Not overstated in the slightest. It is exactly and completely true.


> Very little of programming is mathematical.
> The logic involved is usually no more than find the RED ball.

The foundations of all programming is symbolic logic. Not necessarily 
first-order predicate logic, but a variety of logics nonetheless.


> Programming is mostly moving stuff around, getting it from here
> and putting it there.  More akin to organizing your closet than
> math.

It all requires complete and precise characterization, without which 
programs could never be made to do a particular thing. Computers don't 
understand what we have them do, so we have to tell them with perfect 
precision in a completely formal language what it is we want them to 
do. The essence of those characterizations, going back to Turing and 
beyond, originates in symbolic mathematics. Mathematics, after all, is 
not primarily about numbers, but really about symbols (of which numbers 
a kind--or kinds) and patterns.

Moving data from one place to another requires a formal specification 
just as does a regular expression match, a sort or a neural network 
simulation.

The only problem with current logical formalisms is how low-level they 
are. An FOPC characterization of something as simple as the C 
library "memcpy" function requires pages of mathematical logic.

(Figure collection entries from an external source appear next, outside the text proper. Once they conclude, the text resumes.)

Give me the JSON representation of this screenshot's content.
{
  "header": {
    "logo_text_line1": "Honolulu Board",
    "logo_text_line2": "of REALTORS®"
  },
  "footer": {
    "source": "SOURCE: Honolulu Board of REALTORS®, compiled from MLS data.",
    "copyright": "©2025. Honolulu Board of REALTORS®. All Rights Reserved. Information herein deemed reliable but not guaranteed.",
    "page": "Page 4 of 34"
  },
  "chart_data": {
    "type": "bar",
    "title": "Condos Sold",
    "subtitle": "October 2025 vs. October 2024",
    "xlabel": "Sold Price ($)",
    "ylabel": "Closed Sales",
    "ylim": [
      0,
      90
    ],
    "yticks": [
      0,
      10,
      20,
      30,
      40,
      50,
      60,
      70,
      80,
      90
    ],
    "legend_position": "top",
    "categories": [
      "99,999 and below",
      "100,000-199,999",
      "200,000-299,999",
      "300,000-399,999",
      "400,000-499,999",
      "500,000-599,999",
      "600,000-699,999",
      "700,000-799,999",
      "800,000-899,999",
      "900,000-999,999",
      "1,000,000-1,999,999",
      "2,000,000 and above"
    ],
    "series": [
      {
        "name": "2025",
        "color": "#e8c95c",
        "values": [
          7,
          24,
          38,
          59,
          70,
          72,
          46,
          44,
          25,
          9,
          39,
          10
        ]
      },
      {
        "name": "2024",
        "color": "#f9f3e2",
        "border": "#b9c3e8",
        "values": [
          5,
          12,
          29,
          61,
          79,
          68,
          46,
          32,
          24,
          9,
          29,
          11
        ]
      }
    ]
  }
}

Few programmers realize just how very much they're saying when they 
write a few simple lines of C or Java. In fact, that kind of leverage 
is absolutely essential as our ambitions w.r.t. to size and complexity 
of information systems grows ever larger.


> I once debated this very issue with the head of the Math Department
> at college.  He insisted programming belonged in the Math department.
> I insisted it belonged in the business department.

The people who do the best software are those that understand the formal 
and theoretical underpinnings of computing. In rare cases, you find 
individuals with a sufficient intuitive grasp that they can craft good 
software with realtively little overt understanding of computing 
theory, but for the most part, to exploit the nature of computation 
requires a good understanding of the principle of operation.

There's a pretty good comparison, I think, with medicine. If you don't 
understand the anatomical and physiological bases of normal human 
function and ways in which it breaks down or is impaired in disease, 
you cannot be a competent, effective doctor.

At my alma mater, CS grew out of the math department, and I'm glad for 
it.


> This was before the advent of Computer Science departments, which
> took the wind out of both of our sails.

The domain of computation and of engineered information processing 
system is easily big enough to constitute a separate domain of study 
and justify separate departmental home in academia.